もう一つは「イベントの誘致」だ。2019年の「ラグビーワールドカップ」の日本大会は開催12都市の一つとして福岡が決定していたが、2021年の「世界水泳」も、先日「福岡開催」が決定した。つまり、2020年開催の「東京オリンピック」を挟んで、国際大会が連チャンで、ここ福岡で開催される。

 

そのほか、高島市長はたくさん話をしてくれたけど(笑)、ここで注目したいのは、“福岡は「オリンピック後」まで語れる”ということ。今、世の中は、2020年(まで)の話ばかりで、まるでそこで、日本は店じまいなのか?というくらい、ほとんどオリンピック以降の話が出てこない。しかし、福岡はオリンピックの次の年に「世界水泳」で、また世界中から人々がやってくるし、世界のメディアで発信される。そして、その頃「天神ビッグバン」は後半に突入していて、天神のビルがバンバン建て替わる佳境に入ってるはずだ。つまり、まだまだ、未来に向けて「チャンスがテンコ盛」な感じ。まさに、このふつふつと湧いてくる「期待感と可能性」が、僕が感じたかった「福岡の実力」じゃないのかと思った。

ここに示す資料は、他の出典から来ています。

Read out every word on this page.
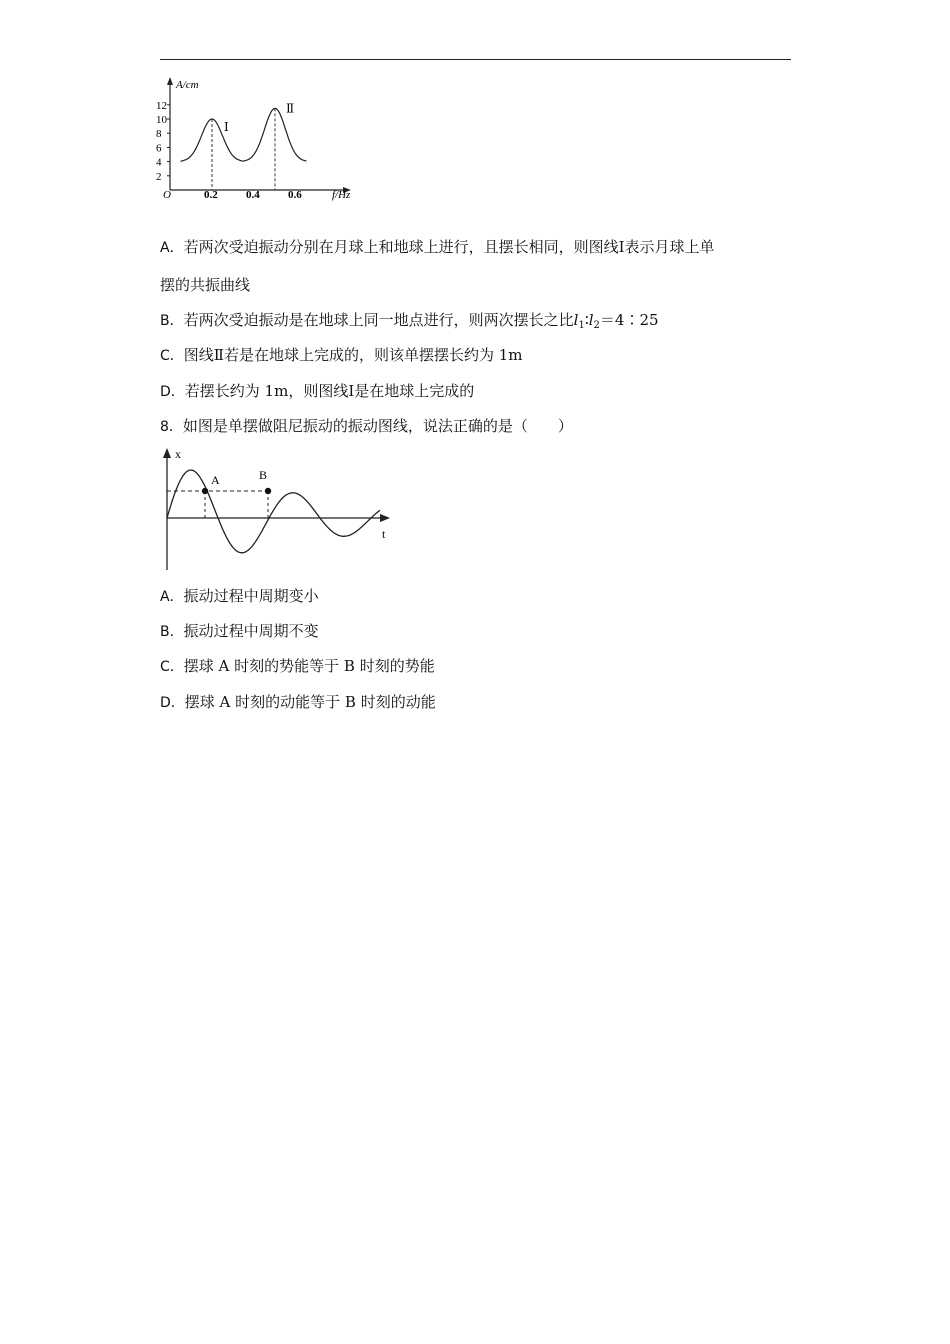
A/cm
12
10
8
6
4
2
O	0.2	0.4	0.6	f/Hz
Ⅰ
Ⅱ
A．若两次受迫振动分别在月球上和地球上进行，且摆长相同，则图线Ⅰ表示月球上单
摆的共振曲线
B．若两次受迫振动是在地球上同一地点进行，则两次摆长之比$l_1∶l_2=4∶25$
C．图线Ⅱ若是在地球上完成的，则该单摆摆长约为 1m
D．若摆长约为 1m，则图线Ⅰ是在地球上完成的
8．如图是单摆做阻尼振动的振动图线，说法正确的是（　　）
x
t
A	B
A．振动过程中周期变小
B．振动过程中周期不变
C．摆球 A 时刻的势能等于 B 时刻的势能
D．摆球 A 时刻的动能等于 B 时刻的动能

市長が言う「圧倒的福岡時代を創る」というキーワードについて聞いてみた。歴史の必然や外部要因だけでも「街の繁栄」はやってくる。しかし、そこに、我々の「意志」を入れていく。それが出来た時に、本当の意味でリスペクトされるような、アジアのリーダー都市になるはずだと。冒頭に書いた「急上昇タレントのマネージャー的不安」は完全には拭えないが、その「実力」を本物にするのは、未来に「チャンステンコ盛り」の福岡に、どれだけ確固たる理想を描けるかにかかっていると感じた。